The next day, with no side effects from the mifepristone, I went for a walk in the courtyard. I breathed in the scent of rosemary, so welcome after the stench of blood. I was touched by how friendly and patient the hospital staff was in spite of the pandemic. Back in my room, the daytime midwife drew me a uterus to explain how the drugs worked, pulling down her mask (at a safe distance) to soothe me with her smile. Her nighttime replacement shared that her labradorite necklace was the stone of healers when she saw the crystal heart I kept by my bedside.

On Day 2, I took the second drug. “Misoprostol can cause severe cramping and bleeding,” warned the midwife, inserting a catheter into my arm in case a pain-relieving epidural was needed. Nervous, I wished my beau were by my side. By then, all partners were forbidden from hospitals. This meant mothers were giving birth without their loved ones, that my friend’s mom was on her deathbed in a hospice alone.

In spite of the midwife’s alert, the misoprostol was like a placebo. I had no reaction whatsoever. On Day 3, of my hospital stay, the doctor gave me a choice: take another round of medication at home, or finally have a D&C. Since I had already tried once with the meds, the D&C would now count as an essential surgery.

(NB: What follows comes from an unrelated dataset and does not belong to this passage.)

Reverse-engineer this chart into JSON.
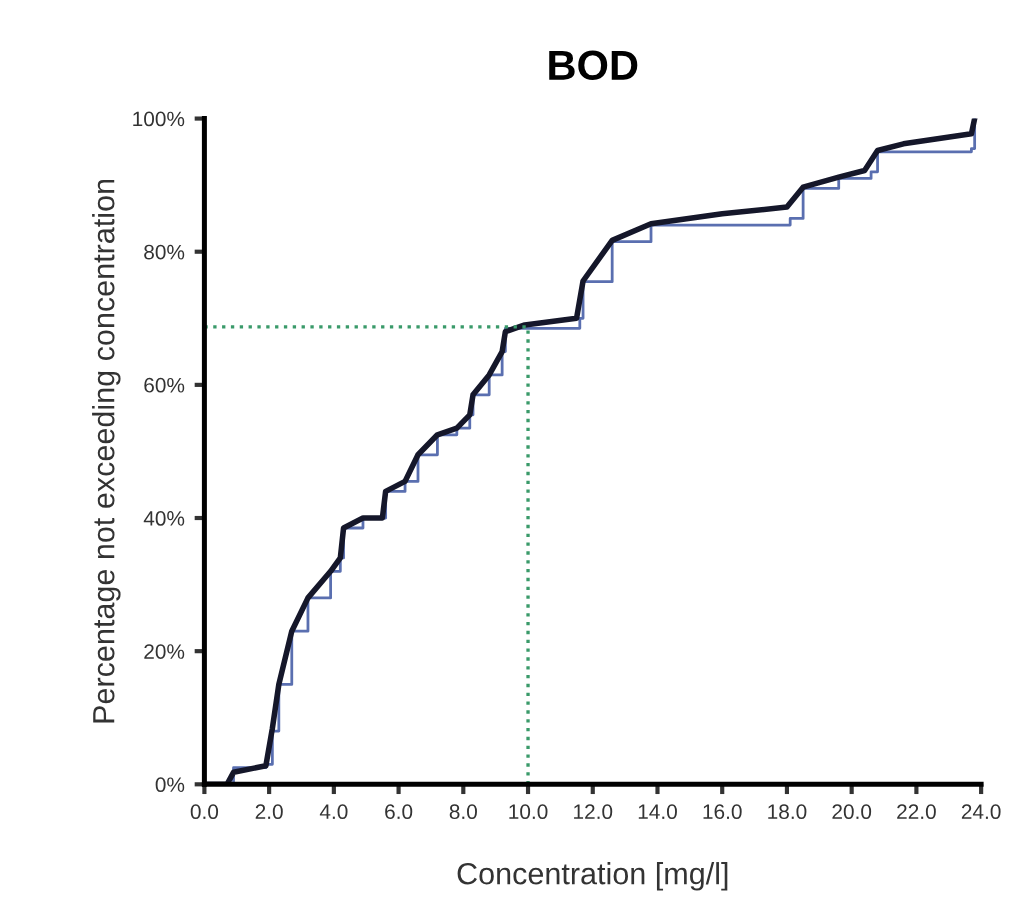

My uterus had other plans. When I went to pee before the surgery, a golf-ball sized mass dropped out of my body. It felt like I had pooped from my vagina. The doc did an ultrasound to confirm that the unidentified object was the gestational sac. It was a small victory for both me and the staff who were scheduled for the operation, and now free to do other things. “Congratulations,” she gushed.

Miscarriages are the body’s defense mechanism against a fetus that isn’t developing properly. Some 1 in 5 pregnancies end in miscarriages. Often they are triggered by a chromosomal abnormality, a malfunction that lies within the embryo or fetus. A virus, on the other hand, comes from the outside. It hijacks healthy cells by binding to them and then orders these hostages to spread the virus throughout the body. Miscarriages and viruses find common ground in how they are cared for. There are no cures for many viral infections, only medications to alleviate symptoms while the immune system fights it off. Likewise, the malfunction that leads to a miscarriage can’t be repaired. All we have are ways to handle the fallout.